Nigeria must increase remote workers to expand digital economy.
He pointed that the economy had the potential to expand 10,20 or even 50 times over the next 30-40 years, yet there has been no significant investment. He noted that while the federal government was aware of the importance of the private sector, they must also ask themselves why these private sector sector investors, including Nigerians in Diaspora have failed to invest in the country, despite the robust opportunity. On tapping into the wealth of the digital economy, which the Organization for Economic Cooperation and Development valued at $3 trillion, Dr. Andrew Nevin indicated that Nigeria must see to an increase in remote workers.
On the economic inequality that has plagued the country which have caused a huge gap between the rich and poor classes, Dr. Andrew noted that this severe economic inequality was a global problem that the global institutions have not done enough correct this discrepancy. He said that residential housing for instance was employing skilled people which has obvious implications for the handling of human capital with education and even vocational trainings. He noted that the country must however expand residential real estates to significantly raise the income rate.
Investment in exporting services, only strategy to enhance economy.

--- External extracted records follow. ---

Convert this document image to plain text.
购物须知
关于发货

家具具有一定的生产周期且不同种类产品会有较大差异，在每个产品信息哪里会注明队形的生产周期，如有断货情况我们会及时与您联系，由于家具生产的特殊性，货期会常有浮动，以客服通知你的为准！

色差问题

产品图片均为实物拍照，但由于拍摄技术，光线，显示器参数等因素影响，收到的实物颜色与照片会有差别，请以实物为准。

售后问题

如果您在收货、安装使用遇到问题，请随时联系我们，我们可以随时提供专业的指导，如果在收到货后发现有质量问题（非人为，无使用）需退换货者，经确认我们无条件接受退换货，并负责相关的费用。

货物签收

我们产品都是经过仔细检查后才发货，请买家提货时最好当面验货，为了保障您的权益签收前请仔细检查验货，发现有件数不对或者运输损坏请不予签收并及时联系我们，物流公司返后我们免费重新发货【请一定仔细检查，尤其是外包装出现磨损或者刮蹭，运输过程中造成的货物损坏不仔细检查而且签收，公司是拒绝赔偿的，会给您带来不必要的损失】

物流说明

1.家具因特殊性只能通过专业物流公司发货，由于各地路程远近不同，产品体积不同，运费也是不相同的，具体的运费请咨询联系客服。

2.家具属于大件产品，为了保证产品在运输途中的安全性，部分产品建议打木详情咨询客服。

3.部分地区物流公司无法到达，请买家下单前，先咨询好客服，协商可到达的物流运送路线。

However, on the alternatives for growing Nigeria’s revenue in case of the oil setback, he noted that the country needed to invest in exporting services, indicating that this was the only strategy feasible for Nigeria. He pointed out that his company was not making any projection as they were also directly affected by the economy’s situation. Andrew said that with this strategy, the economy was definitely on the path to progress. According to him, with immense support of this strategy by the government, as well as the support for digital economy, the economy would witness a 6-8 percent growth.